B. La prohibition des clauses fixant un quota d’exécution personnelle
La Cour traduit ce principe en des termes particulièrement clairs en jugeant qu’« un pouvoir adjudicateur n’est pas autorisé à exiger, par une clause du cahier des charges d’un marché public de travaux, que le futur adjudicataire de ce marché exécute par ses propres moyens un certain pourcentage des travaux faisant l’objet dudit marché ». Cette solution condamne sans équivoque les clauses de limitation quantitative de la sous-traitance.
Le raisonnement de la Cour distingue les exigences qualitatives, qui sont admises, des restrictions quantitatives, qui sont prohibées. Un pouvoir adjudicateur conserve en effet la faculté de vérifier l’aptitude des sous-traitants proposés par le soumissionnaire et peut rejeter ceux qui ne présenteraient pas les garanties suffisantes. Il ne peut cependant se substituer à l’adjudicataire dans l’organisation de son travail en lui imposant une part minimale d’exécution directe. Une telle clause est considérée comme une restriction disproportionnée à la liberté d’entreprendre et à la libre prestation de services.
La méconnaissance d’un principe aussi fondamental du droit des marchés publics emporte des conséquences sur le plan financier lorsque des fonds de l’Union sont engagés.
II. L’encadrement des conséquences financières de la violation des règles de publicité et de mise en concurrence
Ayant établi l’illégalité de la clause, la Cour se prononce sur ses suites financières. Elle qualifie ce manquement d’« irrégularité » au sens du droit des fonds européens (A), mais soumet l’application de toute correction financière au respect du principe de proportionnalité (B).
A. La qualification d’irrégularité justifiant une correction financière
La Cour établit un lien direct entre la violation du droit des marchés publics et le régime des aides financières de l’Union. Elle interprète l’article 98 du règlement (CE) n° 1083/2006, qui organise le mécanisme des corrections financières. Aux termes de cette décision, le non-respect de la directive 2004/18 constitue une « irrégularité » dès lors que « la possibilité que ce manquement ait eu une incidence sur le budget du Fonds concerné ne puisse pas être exclue ».

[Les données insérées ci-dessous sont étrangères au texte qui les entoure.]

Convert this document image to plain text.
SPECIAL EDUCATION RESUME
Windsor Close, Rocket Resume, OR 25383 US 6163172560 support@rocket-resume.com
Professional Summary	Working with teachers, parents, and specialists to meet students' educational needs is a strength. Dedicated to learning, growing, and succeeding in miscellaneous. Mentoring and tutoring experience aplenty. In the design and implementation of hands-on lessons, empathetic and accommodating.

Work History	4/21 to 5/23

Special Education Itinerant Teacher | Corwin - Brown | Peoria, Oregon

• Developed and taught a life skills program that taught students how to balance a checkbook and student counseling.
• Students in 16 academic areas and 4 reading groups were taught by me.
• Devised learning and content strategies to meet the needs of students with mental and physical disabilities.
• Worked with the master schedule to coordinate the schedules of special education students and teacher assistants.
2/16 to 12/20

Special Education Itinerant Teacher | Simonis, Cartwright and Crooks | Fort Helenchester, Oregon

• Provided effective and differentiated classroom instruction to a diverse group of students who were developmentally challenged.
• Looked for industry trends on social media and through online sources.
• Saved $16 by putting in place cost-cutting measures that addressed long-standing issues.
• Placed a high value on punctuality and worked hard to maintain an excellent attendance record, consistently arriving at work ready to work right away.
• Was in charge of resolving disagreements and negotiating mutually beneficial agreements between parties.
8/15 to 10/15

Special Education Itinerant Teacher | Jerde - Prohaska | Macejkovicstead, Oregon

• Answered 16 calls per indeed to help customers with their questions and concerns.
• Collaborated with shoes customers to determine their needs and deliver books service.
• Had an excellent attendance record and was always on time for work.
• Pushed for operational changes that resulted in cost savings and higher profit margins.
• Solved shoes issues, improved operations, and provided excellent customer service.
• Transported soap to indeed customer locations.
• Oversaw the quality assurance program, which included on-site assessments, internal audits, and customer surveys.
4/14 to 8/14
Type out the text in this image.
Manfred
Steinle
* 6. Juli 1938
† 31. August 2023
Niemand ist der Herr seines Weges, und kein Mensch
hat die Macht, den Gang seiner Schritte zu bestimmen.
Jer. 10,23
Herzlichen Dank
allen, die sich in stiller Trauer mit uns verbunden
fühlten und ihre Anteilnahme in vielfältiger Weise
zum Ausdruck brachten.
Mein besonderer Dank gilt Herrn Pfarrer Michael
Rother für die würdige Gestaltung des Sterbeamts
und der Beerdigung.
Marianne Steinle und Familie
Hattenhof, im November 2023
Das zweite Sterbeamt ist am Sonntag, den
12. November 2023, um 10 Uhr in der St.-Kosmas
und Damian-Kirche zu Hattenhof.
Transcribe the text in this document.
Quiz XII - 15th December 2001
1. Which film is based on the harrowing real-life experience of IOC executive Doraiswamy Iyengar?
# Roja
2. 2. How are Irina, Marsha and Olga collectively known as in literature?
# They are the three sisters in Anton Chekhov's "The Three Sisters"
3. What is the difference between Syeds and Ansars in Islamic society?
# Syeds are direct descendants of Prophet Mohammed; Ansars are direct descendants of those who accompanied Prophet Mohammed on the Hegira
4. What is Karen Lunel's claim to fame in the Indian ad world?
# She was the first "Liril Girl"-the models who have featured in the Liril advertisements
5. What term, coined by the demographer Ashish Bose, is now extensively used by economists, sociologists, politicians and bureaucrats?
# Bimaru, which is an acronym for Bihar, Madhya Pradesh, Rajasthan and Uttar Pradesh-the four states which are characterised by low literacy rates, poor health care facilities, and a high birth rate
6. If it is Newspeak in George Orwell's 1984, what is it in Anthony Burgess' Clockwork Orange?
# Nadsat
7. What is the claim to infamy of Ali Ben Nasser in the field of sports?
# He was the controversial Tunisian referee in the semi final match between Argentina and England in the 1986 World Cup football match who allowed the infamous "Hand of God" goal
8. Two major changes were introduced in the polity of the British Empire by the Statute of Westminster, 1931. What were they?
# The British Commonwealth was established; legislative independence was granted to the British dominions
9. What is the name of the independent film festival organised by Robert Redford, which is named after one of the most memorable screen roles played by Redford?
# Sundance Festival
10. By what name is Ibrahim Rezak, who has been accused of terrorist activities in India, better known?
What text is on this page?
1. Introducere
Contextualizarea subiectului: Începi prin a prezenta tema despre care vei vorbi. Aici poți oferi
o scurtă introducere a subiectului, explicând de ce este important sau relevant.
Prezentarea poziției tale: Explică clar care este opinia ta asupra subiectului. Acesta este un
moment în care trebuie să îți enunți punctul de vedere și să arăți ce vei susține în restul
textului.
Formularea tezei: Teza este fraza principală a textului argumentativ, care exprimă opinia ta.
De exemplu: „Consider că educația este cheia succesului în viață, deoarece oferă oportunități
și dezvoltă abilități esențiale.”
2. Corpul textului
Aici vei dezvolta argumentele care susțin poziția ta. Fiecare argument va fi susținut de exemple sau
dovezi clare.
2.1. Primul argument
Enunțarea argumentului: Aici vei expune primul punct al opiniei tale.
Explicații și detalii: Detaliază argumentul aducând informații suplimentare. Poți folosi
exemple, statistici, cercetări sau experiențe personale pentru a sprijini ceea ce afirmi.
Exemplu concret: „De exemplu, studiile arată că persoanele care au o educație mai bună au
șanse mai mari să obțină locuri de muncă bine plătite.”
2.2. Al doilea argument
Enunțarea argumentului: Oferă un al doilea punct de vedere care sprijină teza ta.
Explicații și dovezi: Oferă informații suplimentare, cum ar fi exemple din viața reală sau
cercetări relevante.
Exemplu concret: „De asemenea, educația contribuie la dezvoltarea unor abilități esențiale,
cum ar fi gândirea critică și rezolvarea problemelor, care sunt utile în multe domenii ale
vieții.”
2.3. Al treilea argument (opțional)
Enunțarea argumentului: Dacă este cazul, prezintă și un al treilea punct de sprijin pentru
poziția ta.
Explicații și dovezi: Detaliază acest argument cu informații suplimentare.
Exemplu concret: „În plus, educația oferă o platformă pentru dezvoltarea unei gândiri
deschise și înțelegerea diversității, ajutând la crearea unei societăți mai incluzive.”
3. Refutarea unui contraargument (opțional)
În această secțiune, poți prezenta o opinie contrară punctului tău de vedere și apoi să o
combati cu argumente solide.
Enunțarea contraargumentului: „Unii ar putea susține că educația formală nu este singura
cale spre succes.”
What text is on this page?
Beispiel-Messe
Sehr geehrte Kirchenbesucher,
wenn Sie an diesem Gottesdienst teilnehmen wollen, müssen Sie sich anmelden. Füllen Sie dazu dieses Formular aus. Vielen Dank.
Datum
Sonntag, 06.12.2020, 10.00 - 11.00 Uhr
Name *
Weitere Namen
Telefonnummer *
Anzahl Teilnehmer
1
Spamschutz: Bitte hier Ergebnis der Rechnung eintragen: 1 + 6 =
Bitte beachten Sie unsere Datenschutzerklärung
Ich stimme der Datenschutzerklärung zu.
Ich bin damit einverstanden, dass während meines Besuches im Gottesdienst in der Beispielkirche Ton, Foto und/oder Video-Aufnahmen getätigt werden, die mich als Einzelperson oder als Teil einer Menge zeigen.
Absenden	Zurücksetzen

L’approche retenue est celle d’une présomption d’impact budgétaire. Il n’est pas nécessaire pour l’autorité de contrôle de démontrer une perte financière réelle et chiffrée. Le simple fait que la concurrence ait pu être faussée par l’introduction d’une clause illégale suffit à créer un risque pour le budget de l’Union, justifiant une mesure corrective. Cette interprétation confère une grande efficacité aux mécanismes de contrôle de l’utilisation des fonds européens.
B. L’appréciation proportionnée du montant de la correction
Si le principe de la correction est admis, son quantum doit faire l’objet d’une analyse circonstanciée. La Cour souligne que la détermination du montant de la correction doit prendre en compte « toutes les circonstances concrètes qui sont pertinentes ». Elle vise explicitement « la nature de l’irrégularité constatée, sa gravité et la perte financière qui en a résulté pour le Fonds concerné ».
Ce faisant, la Cour impose aux autorités nationales une obligation de motivation et de personnalisation de la sanction. Une correction forfaitaire ou automatique serait contraire au principe de proportionnalité. Il leur appartient d’évaluer, au cas par cas, si la clause a effectivement restreint la concurrence, dans quelle mesure elle a pu influencer le choix de l’attributaire ou le montant de l’offre retenue, et quel préjudice, même potentiel, en est résulté pour les finances de l’Union. Cette exigence de proportionnalité protège les bénéficiaires des aides contre des sanctions excessives tout en assurant l’effet dissuasif des corrections financières.